There’s always something of a gamble when the work of an iconic composer gets reimagined by a composer from another discipline—Sondheim or Schwartz through the filter of jazz, for example—because the very details that define the composer’s profile often get swapped away for familiar genre riffs around a melody, and a distillation of the harmonic structure; rather than getting something new, you get something a little processed. Far better than Muzak but rarely revelatory.
Exceptions? The Gershwin piano rolls. Harvey Schmidt’s piano arrangements of popular songs (you can’t get them commercially, alas; these were private recordings he sent to friends every Christmas). Lalo Schifrin’s early-career recordings that featured big band arrangements of classical works. What distinguishes these treatments from the others I mentioned is that Gershwin, Schmidt and Schifrin aren’t really functioning as specialist interpreters. All three are fantastically gifted composers and what they’ve done is to put the musical source material through the prism of their compositional style. Rather than merely adapting from one style of music to another, they’ve tacitly signed on as co-composers. Schifrin’s album New Fantasy transcends classical music as jazz; it’s classical music as Schifrin. Huge difference.
Young performer-arranger Kyle Riabko is really operating in the first realm—that of genre reinterpreter—with his show What’s It All About?: Bacharach Reimagned, which has been extended at the New York Theatre Workshop. But for the first, oh, two-fifths of the show, not quite half, he manages to pull off the impression of the second. This is due to two factors: (1) he hasn’t limited himself to a single style of contemporary pop, but has brought to bear many filters drawn from the vocabulary; (2) Bacharach’s signature style, a staple of the 60s and 70s, is in its pure form so totally its own thing that it defined an entire school of pop theatre writing; merging his melodies and harmonies to the very different styles that evolved after his most prominent years and split off into a kind of studio/electronic approach that in some ways seemed the rock equivalent of progressive jazz does indeed create a bracing sense of novelty: one kind of revolution meeting another. And here was almost always a sense of theatricality to a Bacharach tune, as exemplified in his score for Promises, Promises.
And let’s not discount that Riabko and his fellow singer-musician performers (Daniel Bailen, Laura Dreyfuss, James Nathan Hopkins, Nathaly Lopez, James Williams and Daniel Woods) put on a helluva show, under the direction of Steven Hoggett. Physical and sound design, choreography and movement, mood, tone, the entire package, come off with sass and savvy that could easily rival the best and most memorable music videos you ever saw.

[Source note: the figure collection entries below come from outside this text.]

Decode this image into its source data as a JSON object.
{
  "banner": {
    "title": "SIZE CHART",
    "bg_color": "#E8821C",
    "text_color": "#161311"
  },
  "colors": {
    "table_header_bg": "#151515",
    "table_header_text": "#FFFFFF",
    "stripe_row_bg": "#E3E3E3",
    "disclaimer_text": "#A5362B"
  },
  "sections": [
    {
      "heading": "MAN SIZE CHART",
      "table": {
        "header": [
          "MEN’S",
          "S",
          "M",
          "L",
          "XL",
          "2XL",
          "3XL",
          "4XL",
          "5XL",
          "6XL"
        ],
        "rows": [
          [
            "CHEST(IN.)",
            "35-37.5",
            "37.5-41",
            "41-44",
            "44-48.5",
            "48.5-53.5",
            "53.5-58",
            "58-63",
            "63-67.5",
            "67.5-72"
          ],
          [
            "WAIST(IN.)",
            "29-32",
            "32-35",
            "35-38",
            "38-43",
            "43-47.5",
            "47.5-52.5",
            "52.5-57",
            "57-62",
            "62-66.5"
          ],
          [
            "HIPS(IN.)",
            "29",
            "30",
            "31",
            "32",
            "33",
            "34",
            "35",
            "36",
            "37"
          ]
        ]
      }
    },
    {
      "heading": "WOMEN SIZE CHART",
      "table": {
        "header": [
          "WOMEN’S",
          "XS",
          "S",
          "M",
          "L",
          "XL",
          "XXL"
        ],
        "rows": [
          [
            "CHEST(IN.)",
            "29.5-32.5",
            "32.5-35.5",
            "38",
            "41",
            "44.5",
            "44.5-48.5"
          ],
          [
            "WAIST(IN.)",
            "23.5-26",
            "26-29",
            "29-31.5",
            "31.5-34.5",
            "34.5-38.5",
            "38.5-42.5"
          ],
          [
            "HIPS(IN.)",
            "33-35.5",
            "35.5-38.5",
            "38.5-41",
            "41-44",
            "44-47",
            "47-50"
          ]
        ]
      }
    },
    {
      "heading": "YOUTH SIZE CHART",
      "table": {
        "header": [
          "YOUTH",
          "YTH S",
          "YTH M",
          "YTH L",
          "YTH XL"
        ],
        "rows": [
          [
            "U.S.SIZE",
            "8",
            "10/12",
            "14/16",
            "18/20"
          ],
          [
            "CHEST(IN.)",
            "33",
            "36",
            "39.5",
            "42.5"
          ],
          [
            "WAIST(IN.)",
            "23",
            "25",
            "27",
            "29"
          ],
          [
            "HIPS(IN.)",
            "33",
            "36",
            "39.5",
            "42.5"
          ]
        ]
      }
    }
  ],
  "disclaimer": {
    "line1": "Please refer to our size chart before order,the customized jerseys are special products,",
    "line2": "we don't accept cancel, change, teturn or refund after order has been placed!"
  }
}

But beyond that near-half point, the novelty fades, and that’s because tropes of popular music finally stalled in the 90s. If you discount the anti-melodic, anti-harmonic aggression of rap and punk and metal—and in this context one must—there wasn’t really a great distance to travel, along the progressive route; in large measure, it was merely a refinement of rock styles that had debuted in a rawer state. And that’s because rock music tends to exist in primary, rhythm-driven colors. A rock song is about its backbeat and overriding feel. Even in his heyday, Burt Bacharach’s stuff was classified as MOR (middle of the road, an area between old-time standards and unequivocal rock) and the pastel shadings of his emotional and rhythmic range didn’t survive into what followed because it alchemically couldn’t. To be sure, rock encompasses many styles of delivery—an infinite number of performers can find ways to make their respective marks—but compositionally the well simply isn’t that deep: a primary color backbeat and a pastel shading (being harmonic or rhythmic) are literally antithetical to each other. And without pastels, the color choices are fewer. And there aren’t enough of them to accommodate the range of variation in the Bacharach catalog. And at the point where Riabko runs out of novel juxtapositions, the show is then primarily an essay in contemporary easy listening.
And then it’s really about your stamina, and what may charm you. If you’re happy just to be in the presence of the youthful troupe—and they are, no mistake, very persuasive—you may remain enthusiastic throughout. If you’re more interested in musical revelation, you may find your interest starting to flag, albeit not to the point of boredom. But considering how awful the previous, Broadway Bacharach revue, essentially a theme-exploring vanilla variety show, was (as hooky as they were one at a time, the last thing you want to do is examine the deeper meaning of Hal David’s collected lyrics), What’s it all About?, whose theme-relation explorations are all about the music, at least takes a noble risk worth checking out.